Statement of Positionality
I am a Chinese person who is currently (2024) living in the United States. I left China 10 years ago when I realized that my government was actively rewriting the past to legitimize their governance into the future. Meanwhile, grassroots historians and documentarians – some in China, some in exile – never ceased their efforts to archive and fabulate alternative versions of historical narratives. Facing versions of highly politicized and contested histories to which my body belongs, elsewhere, I feel the weight and complexities of the past but am not sure where I am, or how to move forward. Nonetheless, within my field of vision, presence is where I am and forward is the only way to move.
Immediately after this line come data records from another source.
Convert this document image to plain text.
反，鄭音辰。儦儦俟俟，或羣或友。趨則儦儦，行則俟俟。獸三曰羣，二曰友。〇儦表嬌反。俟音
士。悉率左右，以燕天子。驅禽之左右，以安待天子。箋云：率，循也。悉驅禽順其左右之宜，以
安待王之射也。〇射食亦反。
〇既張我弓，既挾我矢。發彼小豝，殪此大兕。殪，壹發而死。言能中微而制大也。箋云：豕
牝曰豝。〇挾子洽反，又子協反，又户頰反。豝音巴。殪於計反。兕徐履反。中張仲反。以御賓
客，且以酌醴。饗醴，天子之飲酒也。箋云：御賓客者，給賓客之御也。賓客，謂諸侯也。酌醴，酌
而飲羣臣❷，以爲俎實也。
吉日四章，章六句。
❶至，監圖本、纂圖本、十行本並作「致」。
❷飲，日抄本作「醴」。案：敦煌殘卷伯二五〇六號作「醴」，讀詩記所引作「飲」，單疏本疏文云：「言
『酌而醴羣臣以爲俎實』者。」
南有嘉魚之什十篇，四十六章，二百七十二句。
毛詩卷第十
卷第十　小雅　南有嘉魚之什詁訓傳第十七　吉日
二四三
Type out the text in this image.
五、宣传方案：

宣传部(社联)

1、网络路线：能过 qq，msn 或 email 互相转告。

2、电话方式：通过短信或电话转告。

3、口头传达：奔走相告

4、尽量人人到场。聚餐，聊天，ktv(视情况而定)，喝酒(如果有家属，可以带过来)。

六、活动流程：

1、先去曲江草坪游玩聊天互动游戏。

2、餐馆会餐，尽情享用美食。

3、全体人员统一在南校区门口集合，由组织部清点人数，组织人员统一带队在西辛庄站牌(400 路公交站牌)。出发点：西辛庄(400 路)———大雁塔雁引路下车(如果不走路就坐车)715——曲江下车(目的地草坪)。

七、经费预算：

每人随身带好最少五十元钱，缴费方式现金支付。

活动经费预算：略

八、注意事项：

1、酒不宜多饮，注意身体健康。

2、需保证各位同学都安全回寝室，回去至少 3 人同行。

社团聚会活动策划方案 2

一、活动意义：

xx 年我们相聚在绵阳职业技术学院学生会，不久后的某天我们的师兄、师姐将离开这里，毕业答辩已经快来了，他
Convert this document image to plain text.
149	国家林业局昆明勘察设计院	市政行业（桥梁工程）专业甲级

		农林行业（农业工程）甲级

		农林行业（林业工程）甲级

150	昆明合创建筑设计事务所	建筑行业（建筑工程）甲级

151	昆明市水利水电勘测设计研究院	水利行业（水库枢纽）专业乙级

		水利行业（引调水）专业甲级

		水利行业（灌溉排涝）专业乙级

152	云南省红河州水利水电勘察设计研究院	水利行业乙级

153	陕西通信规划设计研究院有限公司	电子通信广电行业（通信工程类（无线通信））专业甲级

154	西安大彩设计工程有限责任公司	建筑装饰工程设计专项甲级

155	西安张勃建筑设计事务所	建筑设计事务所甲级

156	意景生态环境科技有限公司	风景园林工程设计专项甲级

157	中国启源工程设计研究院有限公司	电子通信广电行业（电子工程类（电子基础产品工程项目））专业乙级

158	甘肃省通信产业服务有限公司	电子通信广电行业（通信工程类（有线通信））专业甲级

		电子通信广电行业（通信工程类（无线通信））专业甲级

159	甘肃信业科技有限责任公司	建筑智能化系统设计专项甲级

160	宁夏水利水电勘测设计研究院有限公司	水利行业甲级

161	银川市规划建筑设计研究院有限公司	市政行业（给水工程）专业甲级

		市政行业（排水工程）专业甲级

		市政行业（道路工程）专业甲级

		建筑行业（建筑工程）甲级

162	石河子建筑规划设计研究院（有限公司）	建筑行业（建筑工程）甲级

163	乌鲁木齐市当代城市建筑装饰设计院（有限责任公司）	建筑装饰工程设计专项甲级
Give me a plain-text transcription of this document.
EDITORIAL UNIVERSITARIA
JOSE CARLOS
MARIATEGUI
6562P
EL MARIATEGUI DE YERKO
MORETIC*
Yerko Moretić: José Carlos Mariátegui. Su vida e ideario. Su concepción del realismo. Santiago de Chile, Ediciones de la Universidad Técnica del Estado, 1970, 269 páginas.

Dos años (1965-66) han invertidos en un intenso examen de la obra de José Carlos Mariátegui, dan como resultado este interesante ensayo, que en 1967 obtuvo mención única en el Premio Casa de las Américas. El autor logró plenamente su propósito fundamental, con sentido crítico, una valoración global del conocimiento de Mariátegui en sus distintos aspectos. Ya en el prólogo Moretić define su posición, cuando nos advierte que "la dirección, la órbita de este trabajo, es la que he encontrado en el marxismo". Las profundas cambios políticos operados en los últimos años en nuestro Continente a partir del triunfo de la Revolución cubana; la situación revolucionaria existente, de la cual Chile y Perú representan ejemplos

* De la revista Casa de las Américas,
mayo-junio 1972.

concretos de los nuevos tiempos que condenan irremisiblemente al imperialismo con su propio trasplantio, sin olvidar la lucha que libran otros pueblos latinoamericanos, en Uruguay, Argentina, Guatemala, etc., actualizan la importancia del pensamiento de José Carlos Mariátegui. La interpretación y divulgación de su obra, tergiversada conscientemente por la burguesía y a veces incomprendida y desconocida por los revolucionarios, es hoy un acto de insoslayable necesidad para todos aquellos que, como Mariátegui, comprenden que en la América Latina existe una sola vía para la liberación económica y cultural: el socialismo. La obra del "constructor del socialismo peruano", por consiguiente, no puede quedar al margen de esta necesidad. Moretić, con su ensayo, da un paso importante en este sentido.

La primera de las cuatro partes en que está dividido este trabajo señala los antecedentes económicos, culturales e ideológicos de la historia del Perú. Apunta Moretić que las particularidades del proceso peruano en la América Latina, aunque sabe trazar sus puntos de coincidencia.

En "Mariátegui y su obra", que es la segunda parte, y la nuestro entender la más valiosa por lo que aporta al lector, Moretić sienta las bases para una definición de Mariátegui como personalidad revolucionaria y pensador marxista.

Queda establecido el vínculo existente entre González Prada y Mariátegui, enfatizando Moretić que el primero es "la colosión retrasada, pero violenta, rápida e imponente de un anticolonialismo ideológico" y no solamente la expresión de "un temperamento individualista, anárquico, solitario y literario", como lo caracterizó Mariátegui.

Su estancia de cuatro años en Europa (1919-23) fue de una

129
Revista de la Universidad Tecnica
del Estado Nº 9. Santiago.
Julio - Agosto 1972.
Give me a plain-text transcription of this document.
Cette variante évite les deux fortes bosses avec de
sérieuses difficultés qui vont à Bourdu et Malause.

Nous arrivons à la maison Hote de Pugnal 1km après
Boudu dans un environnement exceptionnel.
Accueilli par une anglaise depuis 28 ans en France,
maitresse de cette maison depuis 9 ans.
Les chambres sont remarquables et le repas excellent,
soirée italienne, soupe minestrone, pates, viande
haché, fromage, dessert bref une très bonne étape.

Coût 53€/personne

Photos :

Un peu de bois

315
My collaborator on this project is Layla Klinger. Layla has been living in Brooklyn since 2019 to pursue an MFA at The New School. Since graduating, they’ve been teaching textile and fashion studio practices. Layla has been active in the radical left in Israel/Palestine since they were 16, mainly involved in feminist, queer and anti-occupation organizing. Since migrating to the US, they have been fortunate to be a part of a New York-based network of critical textile makers and educators. Layla is part of a larger movement of Jewish, anti-zionist Israelis (many of them queer), and has recently helped found Shoresh: anti-Zionist Israelis in the US, a movement devoted to equality, healing, and reparations in Palestine/Israel.